Adam even had a bed, a chair, and a wooden table with a washbowl and ewer at his disposal. A chamber pot sat on a shelf under the table.

It appeared to be a servant’s room built into the building’s rafters. The sharply-angled ceiling forced him to remain largely in the center of the room under the ridge beam when standing, lest he bang his head.

A number of small dormer windows, no more than two feet square, spilled light across the floor. If Adam lay on the floor beside them, he had a good view to the southeast where, in the mornings, he could see the shimmering glint of water – whether it was the sea or the mouths of one of the rivers, he couldn’t tell.

Four of the windows had opening panels, a small-hinged window that occupied half of the aperture – enough to let air in, but not enough to squeeze through and escape. The only means of entry and exit from the room was through the tall narrow door at the end wall. It was locked.

Of course, it was.

He hoped the routine was the same today as it had been for the past three days. Sometime after the long case clock chimed the seventh hour, one of Wilkinson’s men would unlock the door and escort him down for breakfast.

Surprisingly, they’d even let him keep a knife. However, he was accompanied everywhere he went in the house. Whenever he ventured out into the grounds, he was accompanied by three, all wearing pistols. He was not exactly a prisoner, but not a trusted guest either.

If he put his ear to the floor, he could hear the sounds of activity below. Again, if his “hosts” were predictable in their habits, the time would be about six o’clock. Someone would reactivate the chimes on the clock and the first sounds he would hear would be the strike of the quarter-hour.

Adam decided to occupy himself this morning with push-ups, which he would do until he heard the key inserted into the lock.

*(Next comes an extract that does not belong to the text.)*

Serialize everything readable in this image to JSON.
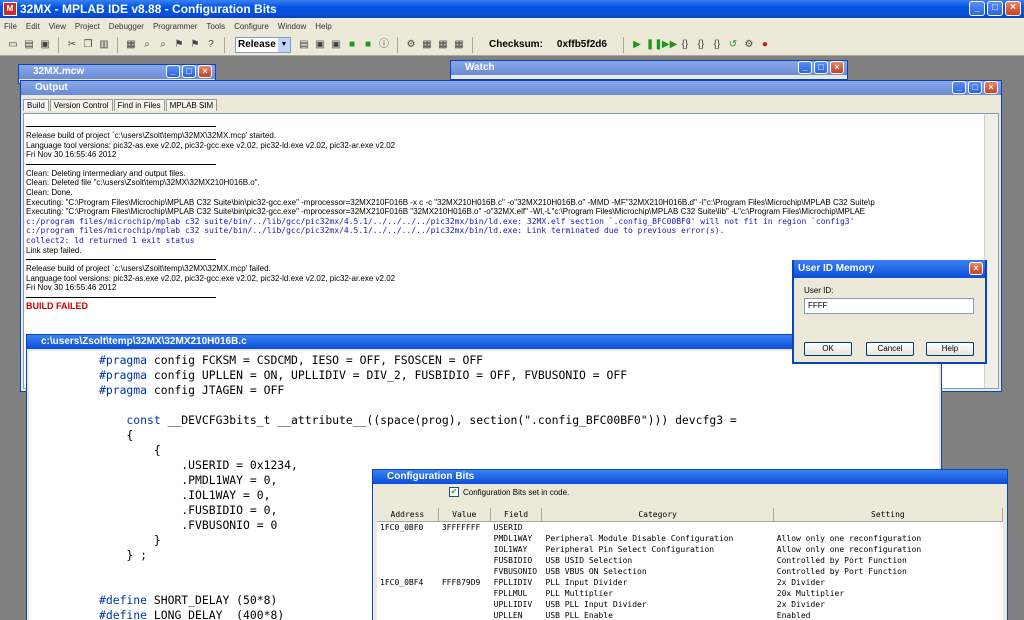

The satchel with the plans and other papers had been confiscated immediately and yet he hadn’t been interrogated right away. For two days, he had lived on the edge of fear that they’d seen through Bassett’s forgery and the next man who approached him would be his executioner. For those first two days, he’d spoken to no one. Not even Wilkinson.

Then the interrogations began. The Artemis warship plans were spread across Wilkinson’s desk and pored over from stem to stern, inch by inch, line by line. Questions were asked of everything. Adam answered what he might reasonably know, replied “Dunno” to others.

The morning sun filled the room with heat and light but there was little breeze to compensate. Adam increased the pace of his push-ups, puffing out air like a pump, raising sweat across his bare back and head, dripping from the week-long beard on his face.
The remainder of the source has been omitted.